Roy Calvert has a light, quick, graceful stride. He is over middle height, slightly built but strong, upright and slender, full of ease and grace. His eyes glint a clear transparent hazel yellow and his expression is mischievous and grave when it is not sad, grave, stricken and haunted by a wild melancholy. His voice is clear, light and reedy. His smile is intimate and kind, or it might be demure and secretive*. His is a style of extreme elegance and ease, he hits a cricket ball with statuesque grace and measured power. He is young, gifted and high-spirited. His creator, Sir Charles (“C P”) Snow is fond of adjectives.
Calvert is an oriental scholar, a member of the Cambridge college of which his friend the narrator, Lewis Eliot, is a fellow. Much of the plot of the first part of the novel is concerned with Calvert’s application to be elected a fellow of the College. The several fellows entitled to vote are, despite their over-description, difficult for the reader to distinguish (the preparation of a reference list is advised). Calvert is admired by some and disliked by others. He bemuses and repels the more “stuffed” fellows by mocking them in a tone of “mystifying solemnity“. For Calvert, despite his many clearly-indicated good qualities, is his own worst enemy and does not resist the temptation to parody and antagonise. He suffers a bipolar or manic-depressive sort of condition which causes him periods of agonising despair, culminating in the bouts of sparkling cheerful malice which Eliot has come to dread. Snow’s prose is leanest and best when showing us Calvert enduring his terrible bouts of blackest depression.

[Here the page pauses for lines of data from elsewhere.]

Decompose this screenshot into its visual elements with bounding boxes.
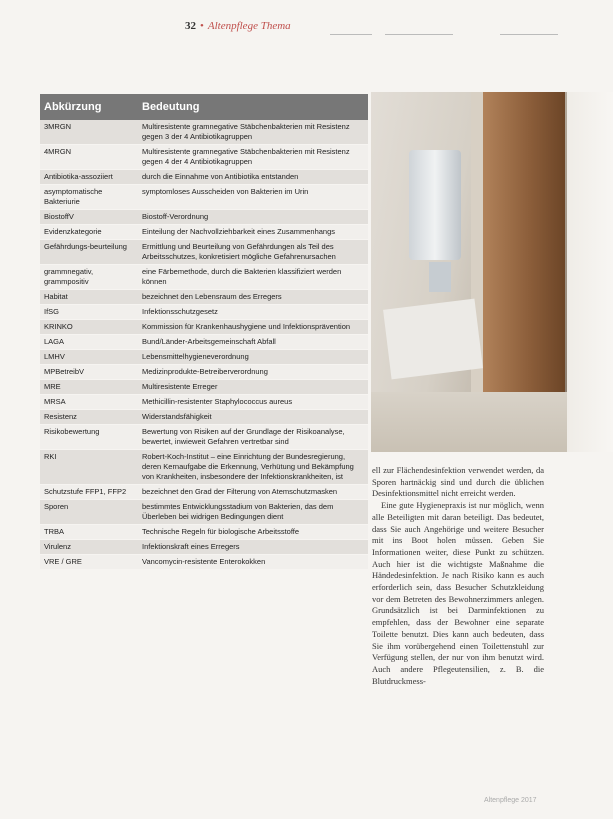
meaning-cell: eine Färbemethode, durch die Bakterien klassifiziert werden können <box>138 265 368 290</box>
table-row <box>40 335 368 350</box>
meaning-cell: Medizinprodukte-Betreiberverordnung <box>138 365 368 380</box>
meaning-cell: Multiresistente gramnegative Stäbchenbakterien mit Resistenz gegen 4 der 4 Antibiotikagruppen <box>138 145 368 170</box>
body-paragraph: ell zur Flächendesinfektion verwendet werden, da Sporen hartnäckig sind und durch die üblichen Desinfektionsmittel nicht erreicht werden. <box>372 465 544 499</box>
abbreviation-cell: 4MRGN <box>40 145 138 170</box>
body-paragraph: Eine gute Hygienepraxis ist nur möglich, wenn alle Beteiligten mit daran beteiligt. Das bedeutet, dass Sie auch Angehörige und weitere Besucher mit ins Boot holen müssen. Geben Sie Informationen weiter, diese Punkt zu schützen. Auch hier ist die wichtigste Maßnahme die Händedesinfektion. Je nach Risiko kann es auch erforderlich sein, dass Besucher Schutzkleidung vor dem Betreten des Bewohnerzimmers anlegen. Grundsätzlich ist bei Darminfektionen zu empfehlen, dass der Bewohner eine separate Toilette benutzt. Dies kann auch bedeuten, dass Sie ihm vorübergehend einen Toilettenstuhl zur Verfügung stellen, der nur von ihm benutzt wird. Auch andere Pflegeutensilien, z. B. die Blutdruckmess- <box>372 500 544 686</box>
abbreviation-cell: MPBetreibV <box>40 365 138 380</box>
abbreviation-cell: Resistenz <box>40 410 138 425</box>
abbreviation-cell: asymptomatische Bakteriurie <box>40 185 138 210</box>
abbreviation-cell: Risikobewertung <box>40 425 138 450</box>
meaning-cell: Infektionsschutzgesetz <box>138 305 368 320</box>
meaning-cell: Bund/Länder-Arbeitsgemeinschaft Abfall <box>138 335 368 350</box>
abbreviation-cell: LAGA <box>40 335 138 350</box>
abbreviation-cell: LMHV <box>40 350 138 365</box>
photo-hand-sanitizer-dispenser <box>371 92 613 452</box>
meaning-cell: durch die Einnahme von Antibiotika entstanden <box>138 170 368 185</box>
table-row <box>40 225 368 240</box>
abbreviation-cell: Evidenzkategorie <box>40 225 138 240</box>
table-row <box>40 525 368 540</box>
abbreviation-cell: Habitat <box>40 290 138 305</box>
column-header-abbreviation: Abkürzung <box>40 94 138 120</box>
abbreviation-cell: Gefährdungs-beurteilung <box>40 240 138 265</box>
meaning-cell: Lebensmittelhygieneverordnung <box>138 350 368 365</box>
meaning-cell: Ermittlung und Beurteilung von Gefährdungen als Teil des Arbeitsschutzes, konkretisiert mögliche Gefahrenursachen <box>138 240 368 265</box>
table-row <box>40 265 368 290</box>
table-row <box>40 555 368 570</box>
meaning-cell: Vancomycin-resistente Enterokokken <box>138 555 368 570</box>
abbreviation-cell: grammnegativ, grammpositiv <box>40 265 138 290</box>
meaning-cell: Biostoff-Verordnung <box>138 210 368 225</box>
abbreviation-cell: BiostoffV <box>40 210 138 225</box>
meaning-cell: Multiresistente gramnegative Stäbchenbakterien mit Resistenz gegen 3 der 4 Antibiotikagruppen <box>138 120 368 145</box>
table-row <box>40 395 368 410</box>
page-number: 32 <box>185 20 196 32</box>
abbreviation-cell: VRE / GRE <box>40 555 138 570</box>
table-row <box>40 185 368 210</box>
meaning-cell: Robert-Koch-Institut – eine Einrichtung der Bundesregierung, deren Kernaufgabe die Erkennung, Verhütung und Bekämpfung von Krankheiten, insbesondere der Infektionskrankheiten, ist <box>138 450 368 485</box>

Despite the pitiless bombardment of adjectives, Snow conveys incisive psychological insight. The wife of the Master of the college, Lady Muriel, is stiffly built, a formidable and grandiose snob, a woman of character and power but “there was something baffled about her, a hidden yearning to be liked – as though she were a little girl, aggressive and heavy among children smaller than herself, unable to understand why they did not love her.” So Roy, who is acquainted with suffering, and who delights in Lady Muriel for her heavy-footed, unperceptive self, also “came into immediate touch with her as with so many people. He knew how she craved to be liked, how she could never confess her longing for affection, fun, and love. It was his nature to give it. He was moved deeply, moved to a mixture of pity and love, by the unexpectedly vulnerable, just as he was by the tormented, the failures and the strays.”
The Light and the Dark is the fourth (in narrative time) of the Strangers and Brothers sequence. The back of our 1964 edition tells us that Sir John Betjemen called it a “novel written with the intuition of a woman and and the grasp of broad essentials generally reserved for men.” Lady Muriel similarly declares (on behalf of the author, we feel), that intellect is for men, while woman have intuition.** Her daughter Joan (diffident, whose glance can be heavy, brooding and possessive, who has a strong coltish gawky gait) is the foil to Rosalind, (nervous, kind, sensitive in her fashion, hard, ruthless, determined, single minded and unscrupulous). But both are desperate to marry, and they each sit around patiently waiting to be insulted and used and abandoned by Calvert. But to Snow’s credit, Rosalind is good at her job and Joan is permitted to be intelligent (but not attractive at the same time). Snow is also less than PC about the lower classes. The one servant we meet is a thief. But we do not confuse the art with the artist and Snow is a very good artist.
Eliot is really a fleshless cipher and sounding board: his wife’s death is a throwaway line. But this book is not about him; he is the Nick Carraway, and here he is at his best when engaging with Lady Boscastle (sister in law of the Master and Lady Muriel). Lady Boscastle was once a great beauty but now, Snow tells us, she is delicate and frail, with brilliant porcelain blue eyes, puckered brown skin and resembles a delicate humorous and distinguished monkey, with a faint, sarcastic and charming smile (phew). We can say that she is an engaging and brittle character, as well possessed of intellect and as interesting as any man in this story.
The latter part of the book deals with the outbreak of World War II and is less successful than the first part. The panelled, candled rooms of Cambridge give way to dull sojourns in Germany and some silly spy stuff. Calvert toys with Nazism. It’s all rather leaden and we wish everyone back safely in Snow’s college – given over to beauty, learning and exclusivity.[*Just for the exercise, try to smile in a “demure and secretive” style. Difficult.] [** Vide Prof. Christopher Riley in Shadowlands who explains the ‘otherwise puzzling’ difference between the sexes thus: “Where Men have intellect, Women have soul.” (!) – Ed.]